PALM BEACH GARDENS, Fla. (AP) — Justin Thomas and the USGA are taking their Twitter beef over rules changes offline.
USGA senior managing director of championships John Bodenhamer said Sunday that he hopes to meet with Thomas in the coming days to discuss some of his criticisms of the modernized Rules of Golf that took effect this year. The world's No. 3 player hasn't been shy about airing his displeasure about the changes both verbally and on social media, and the USGA's public-relations arm went back at him to suggest setting up a meeting.
"Look, it's clear, I'm sure to everyone, that direct communication is the best way to go," Bodenhamer told Golf Channel. "That's where we're going to go with this. We're going to talk with Justin, and we're happy we'll have an opportunity to have a conversation in a few days, hopefully."
The USGA said in a tweet that Thomas has canceled previous meetings. Thomas, speaking Sunday after his final-round 71 at the Honda Classic, said that is not correct.
"It was a little shocking," Thomas said of the Twitter back-and-forth. "I've had communication with the USGA and I've talked with a couple people about how I feel. ... It's a little upsetting just because it was inaccurate. I haven't canceled anything, especially any meetings. But it is what it is and all I want is the best for the game of golf and the best for the sport."
Thomas said there have been some attempts to set up calls, but his schedule over the last three weeks hasn't allowed one to happen.
The Honda Classic provided a plethora of rules-related issues and reactions.
Thomas was upset that he wouldn't have been able to replace the 9-iron that he bent when his follow-through went into a tree in the opening round. It was a moot point anyway, since Thomas said he didn't have a spare 9-iron with him at PGA National that day. But it was the bigger issue that he was upset about, and he wasn't alone as the week went along.
Alex Cejka was disqualified Thursday for using an oversized greens-reading book, which fell under the new changes. Rickie Fowler made a mockery of the new drop rule, one where players must release the ball from knee-level. Adam Schenk was told just before the start of his third round that he was being assessed a two-stroke penalty for his caddie being behind him as he prepared for a bunker shot in the second round.

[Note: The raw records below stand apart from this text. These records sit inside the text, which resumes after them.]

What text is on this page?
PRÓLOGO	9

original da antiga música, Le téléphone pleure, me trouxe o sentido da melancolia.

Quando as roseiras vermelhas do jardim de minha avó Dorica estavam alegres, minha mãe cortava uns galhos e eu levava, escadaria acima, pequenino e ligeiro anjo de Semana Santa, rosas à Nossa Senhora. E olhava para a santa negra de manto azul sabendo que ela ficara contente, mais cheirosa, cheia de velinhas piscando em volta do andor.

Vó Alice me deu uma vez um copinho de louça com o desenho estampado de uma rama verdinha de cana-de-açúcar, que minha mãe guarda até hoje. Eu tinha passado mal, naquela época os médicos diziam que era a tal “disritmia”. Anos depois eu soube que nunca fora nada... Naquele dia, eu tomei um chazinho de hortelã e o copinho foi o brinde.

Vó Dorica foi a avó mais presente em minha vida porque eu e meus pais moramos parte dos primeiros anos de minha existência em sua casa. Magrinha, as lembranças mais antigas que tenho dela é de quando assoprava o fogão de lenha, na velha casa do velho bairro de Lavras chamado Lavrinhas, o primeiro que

"The rules have changed and I'm not a big fan of them. I disagree with some of them ... but at the end of the day, it's the Rules of Golf and we've got to play by them," said Ryan Palmer, who was playing with Cejka on Thursday. "I've been reading Twitter and reading comments and I'm not liking what people are saying about us as a whole, as tour players when it comes to the Rules of Golf.
"They're not great, that's for sure. Some of them are BS, that's for sure," Palmer added.
Schenk's issue was the one that had Thomas venting on Twitter, and had the USGA taking notice.
"I just think it needs to be changed," Thomas said.
The Twitter back-and-forth had Thomas saying that he was speaking out with "hopes that the USGA starts communicating with the current players to better the game and the sport." That's when the USGA replied with a tweet that began, "Justin, we need to talk. You've cancelled every meeting we've planned with you, but we are reaching out again."
Later, after Bodenhamer said Thomas reached out privately, the USGA posted, "We look forward to meeting with you and talking through these issues. It's clear we both want to do what's right by the game."
Rules officials from tours around the world, led by the USGA and R&A, spent five years overhauling the rules to make them simpler and easier to understand for pros and recreational players alike. The change in the drop received plenty of attention. Players are also allowed to putt with the flagstick in, a change made largely to speed up recreational play, but some tour pros have started putting routinely with the pin in, saying it gives them an advantage.
At least the schism between Thomas and the USGA didn't grow Sunday, after the 2018 Honda champion put his tee ball in the water on the par-3 fifth.
His drop was proper, from knee-height.
"We're all looking to better the sport and better the game," Thomas said.